Brasil: Livro resgata história de bordadeiras da Ilha da Madeira
2008-08-29
São Paulo, Brasil, 29 Ago (Lusa) - A história de cinco bordadeiras que deixaram a Ilha da Madeira para viver no Brasil, na década de 50, e que ainda mantêm viva a tradição do bordado, é resgatada num livro lançado esta semana em São Paulo.
"Bordadeiras do Morro São Bento - A vida tecida entre o linho e as linhas" é resultado de uma tese em Gerontologia (estudo da velhice) na Pontifícia Universidade Católica de São Paulo (PUC-SP), da brasileira Gisela Kodja, 50 anos.
O livro inclui narrativas das bordadeiras que vivem no Morro São Bento, local que concentra uma grande comunidade portuguesa, na cidade de Santos, no litoral do Estado de São Paulo.
"Como neta de sírio-libaneses, esse sentimento de quem deixa a sua terra natal para nunca mais voltar sempre me intrigou muito", disse a autora à agência Lusa.
"Decidi então resgatar a história oral abandonada dessas bordadeiras que já chegaram a formar um grupo de 300 mulheres, mas que hoje não têm herdeiras no ofício", assinalou.
Com idades entre 76 e 81 anos, as entrevistadas, Dona Isabel, Beatriz, Maria Teresa, Maria Alexandre e Maria Paixão, herdaram o ofício de suas mães, bordam desde crianças.
Valorizado e símbolo de status local no século passado, o bordado da Ilha da Madeira ofereceu uma oportunidade de reforçar o orçamento doméstico e garantir respeito e visibilidade em terra estrangeira.
Nas décadas seguintes, entretanto, com o aumento da oferta de tecidos em grande escala pela indústria, a procura do bordado da Ilha da Madeira diminuiu.
Em meados de 1980, as portuguesas fundaram a União das Bordadeiras do Morro São Bento e começaram a dar aulas de bordado.
"Essa actividade que, com tanta intensidade, preencheu a existência dessas mulheres, não despertou o interesse de suas filhas e netas", salientou Kodja.
"As gerações seguintes declaram admiração e respeito pelo bordado, mas não fazem dessa arte o seu ofício.
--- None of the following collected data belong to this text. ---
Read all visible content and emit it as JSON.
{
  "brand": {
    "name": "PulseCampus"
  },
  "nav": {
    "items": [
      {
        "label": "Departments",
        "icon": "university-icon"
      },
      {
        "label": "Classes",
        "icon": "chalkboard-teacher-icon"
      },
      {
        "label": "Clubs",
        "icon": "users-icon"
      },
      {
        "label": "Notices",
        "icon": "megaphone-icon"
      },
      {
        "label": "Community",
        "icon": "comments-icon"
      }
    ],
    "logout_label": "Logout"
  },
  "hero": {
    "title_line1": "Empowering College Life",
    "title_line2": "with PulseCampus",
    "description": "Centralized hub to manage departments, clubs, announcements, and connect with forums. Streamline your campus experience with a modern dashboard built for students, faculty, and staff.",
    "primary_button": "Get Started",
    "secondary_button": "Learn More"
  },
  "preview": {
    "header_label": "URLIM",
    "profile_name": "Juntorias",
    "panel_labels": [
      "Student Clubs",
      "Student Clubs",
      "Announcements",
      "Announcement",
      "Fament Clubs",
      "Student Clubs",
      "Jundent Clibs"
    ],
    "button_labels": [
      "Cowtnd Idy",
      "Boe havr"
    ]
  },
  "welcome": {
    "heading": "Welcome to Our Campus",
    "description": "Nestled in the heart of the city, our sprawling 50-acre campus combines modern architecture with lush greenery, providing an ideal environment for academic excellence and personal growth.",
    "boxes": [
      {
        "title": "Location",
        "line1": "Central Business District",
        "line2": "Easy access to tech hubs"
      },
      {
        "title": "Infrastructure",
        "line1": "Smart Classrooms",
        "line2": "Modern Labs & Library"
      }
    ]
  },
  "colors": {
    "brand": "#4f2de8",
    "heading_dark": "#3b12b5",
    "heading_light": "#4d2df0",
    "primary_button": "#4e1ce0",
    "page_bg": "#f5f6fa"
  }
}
No Morro São Bento, o bordado da Ilha da Madeira é um tesouro sem herdeiros", concluiu a autora.
Actualmente, quatro dessas bordadeiras (Dona Beatriz faleceu) oferecem cursos de bordados em duas associações comunitárias de Santos.
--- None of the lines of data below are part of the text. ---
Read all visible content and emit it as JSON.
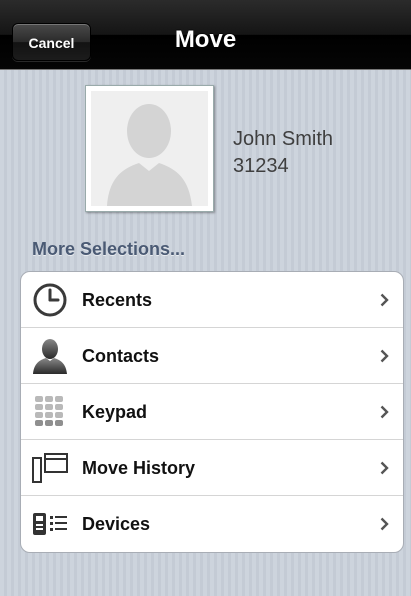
{
  "navbar": {
    "cancel_label": "Cancel",
    "title": "Move"
  },
  "contact": {
    "name": "John Smith",
    "number": "31234",
    "avatar_icon": "person-silhouette-icon"
  },
  "section_header": "More Selections...",
  "menu": {
    "items": [
      {
        "label": "Recents",
        "icon": "clock-icon"
      },
      {
        "label": "Contacts",
        "icon": "person-icon"
      },
      {
        "label": "Keypad",
        "icon": "keypad-icon"
      },
      {
        "label": "Move History",
        "icon": "move-history-icon"
      },
      {
        "label": "Devices",
        "icon": "devices-icon"
      }
    ],
    "chevron_icon": "chevron-right-icon"
  },
  "colors": {
    "navbar": "#000000",
    "background": "#c9d0da",
    "section_header": "#4a5a74"
  }
}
Na óptica de Gisela Kodja, "o bordado é uma conversa interior, com o passado, com o afecto da infância, recompõe a história pessoal, é uma forma de sobreviver numa terra estrangeira".
A autora avançou o desejo de lançar também na Ilha da Madeira o seu livro, que traz fotos de Marcos Piffer e tem o patrocínio do Instituto Cultural de Artes Cênicas do Estado de São Paulo (Icacesp).
"Seria o máximo ter a oportunidade de apresentar também ao povo da Ilha da Madeira tudo o que essas cinco bordadeiras realizaram tão longe de lá ao longo de suas vidas", afirmou.